2Persiguiendo el Verano Eterno
¿Por qué un ave tan diminuta emprendería un viaje tan agotador? La respuesta es sencilla: ¡aman el sol! Al migrar entre los dos polos, los charranes árticos consiguen experimentar dos veranos cada año. En el verano ártico, el sol casi nunca se pone, proporcionando casi 24 horas de luz solar para que las aves cacen peces y críen a sus polluelos. Cuando el frío del invierno comienza a aparecer, ¡hacen una carrera hacia el sur para alcanzar el verano antártico!

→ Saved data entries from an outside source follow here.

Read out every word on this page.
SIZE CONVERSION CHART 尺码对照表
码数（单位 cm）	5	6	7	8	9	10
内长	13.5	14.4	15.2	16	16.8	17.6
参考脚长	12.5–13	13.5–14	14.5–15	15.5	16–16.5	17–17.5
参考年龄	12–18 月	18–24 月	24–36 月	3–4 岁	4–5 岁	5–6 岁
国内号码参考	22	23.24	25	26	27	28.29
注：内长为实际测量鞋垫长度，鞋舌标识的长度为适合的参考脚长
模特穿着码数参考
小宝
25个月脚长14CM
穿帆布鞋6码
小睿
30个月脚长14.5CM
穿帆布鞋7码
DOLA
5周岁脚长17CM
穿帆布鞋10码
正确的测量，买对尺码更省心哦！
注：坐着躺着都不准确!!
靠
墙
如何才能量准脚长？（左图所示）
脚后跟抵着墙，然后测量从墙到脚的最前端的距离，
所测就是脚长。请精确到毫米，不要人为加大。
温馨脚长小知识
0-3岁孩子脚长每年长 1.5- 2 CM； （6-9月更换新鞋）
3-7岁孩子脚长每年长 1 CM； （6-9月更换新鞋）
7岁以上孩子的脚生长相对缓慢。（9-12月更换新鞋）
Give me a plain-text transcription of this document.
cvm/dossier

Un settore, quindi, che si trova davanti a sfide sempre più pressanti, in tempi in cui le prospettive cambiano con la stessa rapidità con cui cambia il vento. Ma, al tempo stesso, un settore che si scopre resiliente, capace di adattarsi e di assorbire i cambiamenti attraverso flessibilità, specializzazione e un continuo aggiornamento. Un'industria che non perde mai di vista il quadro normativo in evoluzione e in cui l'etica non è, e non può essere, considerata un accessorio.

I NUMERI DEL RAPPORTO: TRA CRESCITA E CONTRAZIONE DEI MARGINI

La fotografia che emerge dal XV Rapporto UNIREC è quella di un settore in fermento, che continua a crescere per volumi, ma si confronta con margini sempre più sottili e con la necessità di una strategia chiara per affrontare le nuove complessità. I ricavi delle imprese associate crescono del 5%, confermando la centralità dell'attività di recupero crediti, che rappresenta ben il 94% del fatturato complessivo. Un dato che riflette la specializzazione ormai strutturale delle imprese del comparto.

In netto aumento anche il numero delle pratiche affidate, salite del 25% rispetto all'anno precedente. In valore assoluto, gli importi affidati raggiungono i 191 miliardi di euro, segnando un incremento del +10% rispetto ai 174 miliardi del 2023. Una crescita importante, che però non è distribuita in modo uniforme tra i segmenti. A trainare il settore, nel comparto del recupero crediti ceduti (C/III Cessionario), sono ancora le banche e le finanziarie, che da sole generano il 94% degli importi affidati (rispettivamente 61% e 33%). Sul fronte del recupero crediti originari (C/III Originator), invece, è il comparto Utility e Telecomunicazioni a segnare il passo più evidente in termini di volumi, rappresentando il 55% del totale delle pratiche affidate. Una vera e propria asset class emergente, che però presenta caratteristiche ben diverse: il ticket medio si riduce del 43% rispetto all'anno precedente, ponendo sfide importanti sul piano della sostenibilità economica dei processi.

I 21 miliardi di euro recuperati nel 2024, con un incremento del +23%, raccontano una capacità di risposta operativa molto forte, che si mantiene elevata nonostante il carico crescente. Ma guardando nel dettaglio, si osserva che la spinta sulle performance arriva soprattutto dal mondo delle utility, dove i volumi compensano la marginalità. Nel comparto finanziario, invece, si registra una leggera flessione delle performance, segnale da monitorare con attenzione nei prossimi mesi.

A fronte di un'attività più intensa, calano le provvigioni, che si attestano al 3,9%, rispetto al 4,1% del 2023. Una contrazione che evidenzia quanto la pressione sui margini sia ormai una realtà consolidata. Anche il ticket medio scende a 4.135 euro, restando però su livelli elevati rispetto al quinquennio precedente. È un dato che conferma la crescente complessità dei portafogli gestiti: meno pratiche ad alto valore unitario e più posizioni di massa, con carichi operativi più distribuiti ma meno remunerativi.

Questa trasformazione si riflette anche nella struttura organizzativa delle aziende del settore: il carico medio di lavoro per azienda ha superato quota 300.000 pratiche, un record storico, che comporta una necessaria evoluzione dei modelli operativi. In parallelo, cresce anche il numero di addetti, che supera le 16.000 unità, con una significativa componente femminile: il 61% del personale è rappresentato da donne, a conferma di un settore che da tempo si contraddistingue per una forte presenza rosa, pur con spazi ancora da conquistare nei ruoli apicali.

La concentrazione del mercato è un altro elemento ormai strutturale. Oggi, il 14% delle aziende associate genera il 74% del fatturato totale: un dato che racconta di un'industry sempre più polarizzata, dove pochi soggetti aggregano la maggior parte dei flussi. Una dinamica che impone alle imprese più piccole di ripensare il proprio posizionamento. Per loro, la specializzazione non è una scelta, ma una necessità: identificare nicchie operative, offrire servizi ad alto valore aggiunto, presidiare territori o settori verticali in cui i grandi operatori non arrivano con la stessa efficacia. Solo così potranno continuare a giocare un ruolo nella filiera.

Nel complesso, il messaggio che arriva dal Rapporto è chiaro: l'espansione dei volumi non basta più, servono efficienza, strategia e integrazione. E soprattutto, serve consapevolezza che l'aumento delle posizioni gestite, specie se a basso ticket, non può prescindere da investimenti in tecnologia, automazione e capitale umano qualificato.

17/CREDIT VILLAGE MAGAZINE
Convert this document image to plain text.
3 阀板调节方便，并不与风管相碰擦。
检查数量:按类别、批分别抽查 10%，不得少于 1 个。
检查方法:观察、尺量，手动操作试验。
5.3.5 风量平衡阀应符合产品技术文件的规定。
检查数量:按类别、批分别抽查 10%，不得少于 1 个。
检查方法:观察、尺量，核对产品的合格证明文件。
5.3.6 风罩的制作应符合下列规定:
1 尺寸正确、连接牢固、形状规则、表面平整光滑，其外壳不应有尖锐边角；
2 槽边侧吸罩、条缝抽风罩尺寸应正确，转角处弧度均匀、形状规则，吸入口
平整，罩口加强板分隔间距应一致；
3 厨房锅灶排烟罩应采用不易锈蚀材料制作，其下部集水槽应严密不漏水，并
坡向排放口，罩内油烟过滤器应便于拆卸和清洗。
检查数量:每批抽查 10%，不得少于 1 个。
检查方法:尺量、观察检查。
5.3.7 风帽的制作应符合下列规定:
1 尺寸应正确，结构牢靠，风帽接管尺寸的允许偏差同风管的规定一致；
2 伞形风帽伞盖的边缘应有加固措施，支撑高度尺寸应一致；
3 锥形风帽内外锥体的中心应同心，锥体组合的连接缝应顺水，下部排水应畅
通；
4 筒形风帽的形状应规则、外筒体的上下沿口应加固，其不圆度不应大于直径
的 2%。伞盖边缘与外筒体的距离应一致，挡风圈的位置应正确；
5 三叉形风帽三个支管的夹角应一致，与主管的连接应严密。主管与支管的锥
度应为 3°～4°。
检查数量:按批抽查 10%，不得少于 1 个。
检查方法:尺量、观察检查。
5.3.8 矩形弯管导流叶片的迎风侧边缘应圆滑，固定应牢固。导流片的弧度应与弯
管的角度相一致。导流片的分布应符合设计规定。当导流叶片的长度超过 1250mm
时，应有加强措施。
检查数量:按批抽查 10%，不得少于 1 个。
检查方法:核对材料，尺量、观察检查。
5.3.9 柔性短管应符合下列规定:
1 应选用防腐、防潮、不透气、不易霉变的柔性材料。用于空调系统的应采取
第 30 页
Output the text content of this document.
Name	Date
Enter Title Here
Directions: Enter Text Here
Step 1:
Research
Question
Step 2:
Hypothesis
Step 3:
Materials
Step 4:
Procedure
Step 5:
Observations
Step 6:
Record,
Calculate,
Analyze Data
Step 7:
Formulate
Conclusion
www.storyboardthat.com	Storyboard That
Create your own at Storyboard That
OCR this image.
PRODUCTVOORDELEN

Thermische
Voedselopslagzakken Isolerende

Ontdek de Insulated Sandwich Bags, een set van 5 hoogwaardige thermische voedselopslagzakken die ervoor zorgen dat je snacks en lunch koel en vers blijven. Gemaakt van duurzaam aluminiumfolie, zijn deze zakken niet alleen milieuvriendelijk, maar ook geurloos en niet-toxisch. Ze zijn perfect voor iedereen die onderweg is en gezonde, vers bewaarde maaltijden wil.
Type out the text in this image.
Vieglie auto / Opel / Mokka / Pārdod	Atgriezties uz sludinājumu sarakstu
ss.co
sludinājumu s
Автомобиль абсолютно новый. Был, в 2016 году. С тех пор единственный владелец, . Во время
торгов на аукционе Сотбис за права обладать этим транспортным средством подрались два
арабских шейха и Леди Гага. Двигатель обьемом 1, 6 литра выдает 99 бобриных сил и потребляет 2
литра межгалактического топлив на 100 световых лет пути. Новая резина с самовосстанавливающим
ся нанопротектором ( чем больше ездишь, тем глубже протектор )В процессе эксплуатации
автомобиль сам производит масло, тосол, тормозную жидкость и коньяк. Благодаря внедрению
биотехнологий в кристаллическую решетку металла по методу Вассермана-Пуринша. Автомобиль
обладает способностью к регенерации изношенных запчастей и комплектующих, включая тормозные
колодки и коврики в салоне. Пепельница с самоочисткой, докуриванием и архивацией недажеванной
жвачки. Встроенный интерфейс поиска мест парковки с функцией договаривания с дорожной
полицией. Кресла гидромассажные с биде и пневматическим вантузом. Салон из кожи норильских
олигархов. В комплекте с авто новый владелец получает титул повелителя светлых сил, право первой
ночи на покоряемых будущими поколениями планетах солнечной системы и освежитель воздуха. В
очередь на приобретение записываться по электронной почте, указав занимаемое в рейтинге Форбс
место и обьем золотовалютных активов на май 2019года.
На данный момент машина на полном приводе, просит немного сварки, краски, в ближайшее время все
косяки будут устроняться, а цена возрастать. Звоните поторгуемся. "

Debido a que siguen al sol, estas aves ven más luz diurna que cualquier otra criatura en nuestro planeta.
3A la Luna y de Vuelta
Los charranes árticos no solo son rápidos; también son muy longevos. ¡Estos intrépidos voladores pueden vivir hasta 30 años! Si sumas todos los kilómetros que un charrán ártico vuela durante toda su vida, la distancia supera los 2.4 millones de kilómetros. ¡Eso es lo mismo que volar a la Luna y volver tres veces seguidas! Para ahorrar energía en estos largos vuelos, son expertos en planear. Incluso pueden dormir y comer mientras están en el aire o flotando sobre trozos de hielo, lo que los convierte en los verdaderos campeones del cielo.